Un muchacho rubio lo recibe a Jorge con un abrazo y ordena que nos sirvan trago, es un estudio- galería, algo desordenado pero lleno de luz y repleto de cuadros que imitan el Pop Art de Andy Warhol pero en miniatura, como si el espacio hubiese limitado su trabajo. Bastante gente bebe vino o champán en la acera. Los observo un rato y mi móvil timbra, es un correo electrónico de Mercurio.

Ritva se suicidó, lo siento mucho, güey.  Me enteré del triste hecho o deshecho por casualidad, a través de una amiga que estudiaba con ella. Un abrazo, Mercurio.

Me tomó el trago de un tiro, el reflejo de las luces de los faroles parecen flotar y los heraldos negros de Vallejo cabalgan por la penumbra de las calles. Se me viene a la mente su cabello dorado, su camiseta de dormir con las inscripciones: IT’S HARD TO BE NOSTALGIC WHEN YOU CAN”T REMEMBER ANYTHING.
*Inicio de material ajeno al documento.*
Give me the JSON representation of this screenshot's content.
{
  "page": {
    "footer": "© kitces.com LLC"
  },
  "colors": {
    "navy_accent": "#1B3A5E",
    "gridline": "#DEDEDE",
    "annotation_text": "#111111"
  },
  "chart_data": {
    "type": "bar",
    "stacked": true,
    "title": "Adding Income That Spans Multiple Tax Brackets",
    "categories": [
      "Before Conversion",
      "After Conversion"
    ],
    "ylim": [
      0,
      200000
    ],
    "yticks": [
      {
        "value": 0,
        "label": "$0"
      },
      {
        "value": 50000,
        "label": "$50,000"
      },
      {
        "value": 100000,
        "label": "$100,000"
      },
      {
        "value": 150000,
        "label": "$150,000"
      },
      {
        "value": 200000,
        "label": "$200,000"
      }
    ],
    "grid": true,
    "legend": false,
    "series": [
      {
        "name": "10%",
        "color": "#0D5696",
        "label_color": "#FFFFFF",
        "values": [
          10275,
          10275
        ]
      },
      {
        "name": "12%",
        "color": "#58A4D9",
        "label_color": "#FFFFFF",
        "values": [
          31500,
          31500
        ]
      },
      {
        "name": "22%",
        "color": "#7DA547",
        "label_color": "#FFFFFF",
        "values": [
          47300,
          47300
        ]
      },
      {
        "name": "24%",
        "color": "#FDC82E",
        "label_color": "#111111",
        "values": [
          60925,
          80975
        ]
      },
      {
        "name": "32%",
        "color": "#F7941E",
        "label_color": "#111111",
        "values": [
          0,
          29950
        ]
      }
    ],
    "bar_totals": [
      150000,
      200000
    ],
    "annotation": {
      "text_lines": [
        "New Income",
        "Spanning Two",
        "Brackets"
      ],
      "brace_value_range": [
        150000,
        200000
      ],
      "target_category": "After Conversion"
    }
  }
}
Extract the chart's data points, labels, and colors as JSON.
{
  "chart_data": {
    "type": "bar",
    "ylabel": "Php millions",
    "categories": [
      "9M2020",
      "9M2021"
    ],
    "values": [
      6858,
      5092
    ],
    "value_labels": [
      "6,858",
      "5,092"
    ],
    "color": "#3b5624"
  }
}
A la mañana siguiente hablo sobre literatura, inmigración y leo extractos de mi libro de cuentos, Jorge está a mi lado, incluso graba un video casero del coloquio, después salimos a comer y luego a caminar por los quartiers de la Sorbona, me topo con una librería legendaria, pego mi rostro sobre el escaparate y veo libros de LeCarré, Ian McEwan, Julian Barnes, después descubro que no tienen a Proust. El libro del mes tiene una portada negra desde donde emerge el torso blanco y desnudo de Mick Jagger. La muchacha en la caja me sonríe y no puedo dejar de notar su vestido con un estampado de Damien Hirst, una calavera de diamantes. Su cabello me recuerda a Ritva, y sus ojos, y su boca y el lóbulo de su oreja. Me doy cuenta de que he llegado a Paris con cincuenta años de retraso, en busca del tiempo perdido. En Londres, varias veces me asalta la nostalgia por épocas no vividas, vuelvo a mirar los libros. Vanamente busco en los cristales.